For a dozen years, Kindred, under president Alexandra Bouchard, has been the Canadian distributor for the company formerly known as Freeset.
At 25 and fresh out of school she started Kindred to create and build a Canadian market for them.
“I decided that it wasn’t anything I would ever regret being a part of,” Bouchard said, noting the only difference between her and the women running the business was birthright – being born in Canada.
At the time the name Freeset – an anagram of sorts for set free – fit with the focus on freeing women from human trafficking.
On Sept. 17 the company completed its shift. Now called Joyya, the manufacturing business is for-profit and its employees are the beneficiaries.
It’s a tonal change globally, Bouchard said, to work with people rather than their past – moving toward joy rather than rescue.
Offering what she calls “beyond free trade,” the business targets the heart of problems such as sex trafficking and addiction.
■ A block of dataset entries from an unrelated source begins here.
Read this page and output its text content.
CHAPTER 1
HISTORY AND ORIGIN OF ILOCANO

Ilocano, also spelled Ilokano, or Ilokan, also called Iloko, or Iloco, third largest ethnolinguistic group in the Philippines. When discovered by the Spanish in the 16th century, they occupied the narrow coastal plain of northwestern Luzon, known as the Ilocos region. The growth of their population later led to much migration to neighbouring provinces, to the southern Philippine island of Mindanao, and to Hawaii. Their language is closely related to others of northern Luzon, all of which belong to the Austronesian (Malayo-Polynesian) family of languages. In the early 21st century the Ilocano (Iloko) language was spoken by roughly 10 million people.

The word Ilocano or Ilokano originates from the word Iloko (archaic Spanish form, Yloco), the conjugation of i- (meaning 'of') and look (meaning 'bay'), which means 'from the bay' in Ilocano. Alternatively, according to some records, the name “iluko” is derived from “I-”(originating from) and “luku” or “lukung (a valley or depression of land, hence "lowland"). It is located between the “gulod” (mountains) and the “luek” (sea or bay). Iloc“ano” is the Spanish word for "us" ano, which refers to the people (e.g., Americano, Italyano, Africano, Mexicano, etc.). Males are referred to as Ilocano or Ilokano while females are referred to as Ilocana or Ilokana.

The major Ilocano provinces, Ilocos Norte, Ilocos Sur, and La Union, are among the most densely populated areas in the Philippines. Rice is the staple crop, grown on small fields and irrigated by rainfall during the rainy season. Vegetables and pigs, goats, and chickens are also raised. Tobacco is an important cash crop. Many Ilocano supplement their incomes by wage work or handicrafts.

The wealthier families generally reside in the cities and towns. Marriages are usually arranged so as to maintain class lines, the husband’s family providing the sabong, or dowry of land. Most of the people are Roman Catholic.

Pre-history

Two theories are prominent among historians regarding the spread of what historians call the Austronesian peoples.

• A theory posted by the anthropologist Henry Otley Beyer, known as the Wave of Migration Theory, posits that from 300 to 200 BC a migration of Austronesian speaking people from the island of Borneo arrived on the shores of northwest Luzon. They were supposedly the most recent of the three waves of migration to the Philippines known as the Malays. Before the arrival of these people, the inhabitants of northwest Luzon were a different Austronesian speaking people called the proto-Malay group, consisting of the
“We’ve clued in enough to recognize now that poverty is the root,” Bouchard said.
The Joyya focus is on providing sustainable employment for all genders because they deserve employment, the feeling of a skill or a job well done and a pay cheque for that work, Bouchard said.
Coinciding with the Joyya launch, Bouchard also amped up Kindred with a more comprehensive website. Already in the market with large businesses and groups such as schools, clients can now make an order as small as one T-shirt.
Also, aside from the “beyond fair trade” aspect, transparency is crucial to the model, Bouchard said.
At kindredapparel.com, a patron can trace an item from Kindred’s stock of organic custom apparel back to Joyya totes fabric provider and even in many cases back to the farm the cotton was harvested from.